それでも、庄司からの反応は何もなかった。
同じ男子として、こいつが一人でいるのを見ているのはなんとなくつらかった。
俺は中学校時代、比較的友達が多い方だったが全くいなかった時期もある。
庄司の姿を見ていると、昔の自分の影が重なって気にしてしまうということに俺は気づいていなかった。
庄司が机で寝ている姿を尻目に、俺は教室から出ていこうとする。
教室から出る直前、庄司の声が聞こえた気がして足が止まる。
振り向いて庄司の姿を確認するも、庄司は相変わらずずっと同じ姿勢だった。
「あいつ・・・意外と根性あるのな。」
頑として突っ伏しているままの庄司を見ていると、なぜか呆れを通り越して感心してしまう。
しかし、今ここで意地を張っていてもしょうがないだろう。
俺が何かのきっかけになれば。
そんな淡い期待を込め、ポケットからハンカチを取り出す。
ピンク色のふりふりした、女の子だということを前面的に押し出したようなハンカチだった。

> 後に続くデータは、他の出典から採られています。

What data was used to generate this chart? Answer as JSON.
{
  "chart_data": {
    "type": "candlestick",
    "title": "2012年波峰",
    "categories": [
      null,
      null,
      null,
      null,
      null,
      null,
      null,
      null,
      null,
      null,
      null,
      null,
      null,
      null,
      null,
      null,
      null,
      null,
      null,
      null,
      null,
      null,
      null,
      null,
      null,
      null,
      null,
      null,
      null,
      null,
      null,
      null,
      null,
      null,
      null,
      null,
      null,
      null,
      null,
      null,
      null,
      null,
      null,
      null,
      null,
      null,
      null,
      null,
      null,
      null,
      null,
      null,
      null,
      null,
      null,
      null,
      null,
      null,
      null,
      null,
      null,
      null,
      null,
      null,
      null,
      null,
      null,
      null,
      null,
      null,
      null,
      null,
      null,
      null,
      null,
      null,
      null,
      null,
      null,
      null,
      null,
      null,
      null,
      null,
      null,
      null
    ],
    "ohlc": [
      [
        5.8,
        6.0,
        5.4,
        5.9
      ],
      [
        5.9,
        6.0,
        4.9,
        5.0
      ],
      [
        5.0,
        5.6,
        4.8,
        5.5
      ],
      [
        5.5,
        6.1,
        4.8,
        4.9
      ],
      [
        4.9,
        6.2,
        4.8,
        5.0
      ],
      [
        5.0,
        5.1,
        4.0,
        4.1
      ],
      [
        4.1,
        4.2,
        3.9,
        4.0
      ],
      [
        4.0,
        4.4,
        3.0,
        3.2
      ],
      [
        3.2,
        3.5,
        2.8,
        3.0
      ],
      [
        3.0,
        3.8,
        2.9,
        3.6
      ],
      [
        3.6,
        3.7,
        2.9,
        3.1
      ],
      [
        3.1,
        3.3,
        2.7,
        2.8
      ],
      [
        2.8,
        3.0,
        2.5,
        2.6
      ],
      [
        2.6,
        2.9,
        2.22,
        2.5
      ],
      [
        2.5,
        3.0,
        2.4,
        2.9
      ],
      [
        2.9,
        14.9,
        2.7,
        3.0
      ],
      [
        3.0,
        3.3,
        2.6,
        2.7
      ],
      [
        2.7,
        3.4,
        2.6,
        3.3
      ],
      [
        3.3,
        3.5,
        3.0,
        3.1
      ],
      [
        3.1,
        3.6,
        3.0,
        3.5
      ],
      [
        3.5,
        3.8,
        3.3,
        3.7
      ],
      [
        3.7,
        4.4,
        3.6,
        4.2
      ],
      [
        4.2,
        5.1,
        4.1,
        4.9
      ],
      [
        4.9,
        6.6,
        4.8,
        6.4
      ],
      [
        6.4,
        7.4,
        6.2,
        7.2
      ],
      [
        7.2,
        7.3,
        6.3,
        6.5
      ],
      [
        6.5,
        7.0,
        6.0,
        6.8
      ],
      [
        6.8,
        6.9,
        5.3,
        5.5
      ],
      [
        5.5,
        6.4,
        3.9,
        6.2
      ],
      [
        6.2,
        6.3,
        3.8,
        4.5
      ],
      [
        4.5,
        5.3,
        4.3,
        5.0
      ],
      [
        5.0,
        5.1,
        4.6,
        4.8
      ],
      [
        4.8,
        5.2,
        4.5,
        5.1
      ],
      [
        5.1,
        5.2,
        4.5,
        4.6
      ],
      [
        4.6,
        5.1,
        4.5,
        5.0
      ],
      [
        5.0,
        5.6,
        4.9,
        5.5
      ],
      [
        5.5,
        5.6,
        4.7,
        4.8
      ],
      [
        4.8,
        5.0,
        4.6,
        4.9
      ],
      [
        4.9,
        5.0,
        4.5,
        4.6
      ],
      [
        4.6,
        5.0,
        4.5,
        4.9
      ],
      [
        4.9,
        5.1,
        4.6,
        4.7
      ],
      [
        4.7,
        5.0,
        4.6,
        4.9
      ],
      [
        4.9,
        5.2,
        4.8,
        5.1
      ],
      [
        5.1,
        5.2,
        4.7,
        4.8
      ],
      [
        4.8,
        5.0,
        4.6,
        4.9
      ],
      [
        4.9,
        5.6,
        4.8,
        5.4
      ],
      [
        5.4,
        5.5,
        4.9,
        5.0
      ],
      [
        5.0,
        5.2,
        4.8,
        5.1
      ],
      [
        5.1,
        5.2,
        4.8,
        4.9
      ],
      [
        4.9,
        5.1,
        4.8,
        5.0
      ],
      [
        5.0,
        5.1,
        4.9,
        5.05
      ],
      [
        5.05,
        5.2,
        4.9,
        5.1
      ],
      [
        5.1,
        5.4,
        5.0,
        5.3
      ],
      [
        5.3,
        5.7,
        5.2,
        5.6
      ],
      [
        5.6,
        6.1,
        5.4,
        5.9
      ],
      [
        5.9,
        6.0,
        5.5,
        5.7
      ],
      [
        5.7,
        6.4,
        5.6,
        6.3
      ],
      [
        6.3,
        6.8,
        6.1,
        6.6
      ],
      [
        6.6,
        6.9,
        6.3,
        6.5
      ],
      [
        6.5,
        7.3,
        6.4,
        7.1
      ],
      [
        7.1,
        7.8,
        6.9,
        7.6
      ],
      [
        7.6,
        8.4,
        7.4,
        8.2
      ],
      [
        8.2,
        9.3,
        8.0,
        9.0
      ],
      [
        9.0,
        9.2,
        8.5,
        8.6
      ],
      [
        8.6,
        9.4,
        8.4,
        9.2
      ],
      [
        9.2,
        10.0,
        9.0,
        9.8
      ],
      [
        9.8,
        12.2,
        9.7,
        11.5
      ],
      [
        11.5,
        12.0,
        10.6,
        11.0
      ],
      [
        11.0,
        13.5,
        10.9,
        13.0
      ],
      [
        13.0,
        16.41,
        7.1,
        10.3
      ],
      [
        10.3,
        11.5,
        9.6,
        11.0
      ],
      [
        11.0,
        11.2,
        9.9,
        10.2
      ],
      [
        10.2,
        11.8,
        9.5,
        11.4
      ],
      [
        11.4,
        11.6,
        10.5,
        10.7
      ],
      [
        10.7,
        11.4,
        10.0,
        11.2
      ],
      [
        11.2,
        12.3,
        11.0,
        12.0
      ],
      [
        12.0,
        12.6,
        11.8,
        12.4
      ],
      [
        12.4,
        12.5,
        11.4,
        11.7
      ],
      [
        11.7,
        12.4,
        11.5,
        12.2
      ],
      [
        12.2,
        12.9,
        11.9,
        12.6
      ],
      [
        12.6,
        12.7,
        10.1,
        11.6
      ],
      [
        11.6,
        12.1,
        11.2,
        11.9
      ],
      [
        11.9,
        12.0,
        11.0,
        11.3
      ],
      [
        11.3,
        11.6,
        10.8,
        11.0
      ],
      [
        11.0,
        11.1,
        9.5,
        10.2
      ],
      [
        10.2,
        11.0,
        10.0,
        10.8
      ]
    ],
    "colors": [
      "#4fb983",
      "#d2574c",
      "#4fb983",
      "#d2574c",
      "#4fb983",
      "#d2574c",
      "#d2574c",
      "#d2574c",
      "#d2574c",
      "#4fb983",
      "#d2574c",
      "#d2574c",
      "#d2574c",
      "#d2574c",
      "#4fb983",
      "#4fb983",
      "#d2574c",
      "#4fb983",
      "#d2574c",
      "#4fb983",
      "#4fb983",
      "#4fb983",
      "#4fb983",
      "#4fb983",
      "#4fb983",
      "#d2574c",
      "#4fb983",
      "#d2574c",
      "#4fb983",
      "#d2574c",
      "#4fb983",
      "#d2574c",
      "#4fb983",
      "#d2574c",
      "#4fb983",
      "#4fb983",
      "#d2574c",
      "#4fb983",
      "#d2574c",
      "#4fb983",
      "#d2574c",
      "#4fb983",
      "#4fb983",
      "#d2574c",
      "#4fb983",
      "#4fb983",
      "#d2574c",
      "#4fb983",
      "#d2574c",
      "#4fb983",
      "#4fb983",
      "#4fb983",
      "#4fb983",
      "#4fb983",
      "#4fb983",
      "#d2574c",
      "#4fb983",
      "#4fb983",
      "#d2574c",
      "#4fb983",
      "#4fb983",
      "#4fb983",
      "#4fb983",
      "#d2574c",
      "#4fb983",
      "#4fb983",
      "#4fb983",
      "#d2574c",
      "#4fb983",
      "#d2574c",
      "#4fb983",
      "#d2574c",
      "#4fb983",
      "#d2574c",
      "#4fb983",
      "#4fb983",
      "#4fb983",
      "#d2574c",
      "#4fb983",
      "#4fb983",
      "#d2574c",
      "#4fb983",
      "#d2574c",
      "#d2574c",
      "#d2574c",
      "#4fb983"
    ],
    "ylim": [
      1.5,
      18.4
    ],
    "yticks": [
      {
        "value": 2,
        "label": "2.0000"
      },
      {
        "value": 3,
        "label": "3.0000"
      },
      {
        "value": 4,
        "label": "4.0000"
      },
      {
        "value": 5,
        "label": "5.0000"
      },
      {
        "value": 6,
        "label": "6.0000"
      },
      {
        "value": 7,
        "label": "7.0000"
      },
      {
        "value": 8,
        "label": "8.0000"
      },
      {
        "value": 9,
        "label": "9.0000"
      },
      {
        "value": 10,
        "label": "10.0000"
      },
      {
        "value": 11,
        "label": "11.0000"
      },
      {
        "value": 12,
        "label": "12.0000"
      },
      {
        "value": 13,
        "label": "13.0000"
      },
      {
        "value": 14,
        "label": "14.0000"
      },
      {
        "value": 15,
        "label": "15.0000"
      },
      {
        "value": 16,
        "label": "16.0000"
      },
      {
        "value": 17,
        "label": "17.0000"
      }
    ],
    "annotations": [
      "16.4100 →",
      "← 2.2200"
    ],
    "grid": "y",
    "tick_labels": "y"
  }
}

「あっ、ハンカチ落ちちゃったー。でも私腰が痛くて拾えないわ。でもまぁ、誰かが拾って届けてくれるでしょ。名前も書いてあるしね。」
その言葉だけを残し、教室から去る。
寮へ帰ろうと長い廊下を歩く。
「全く、この高校の廊下は長すぎるのよ。ちょっと休憩したくなっちゃうわ。」
わざとらしくそう言うと、壁についている手すりに寄り掛かるようにして教室の方を見る。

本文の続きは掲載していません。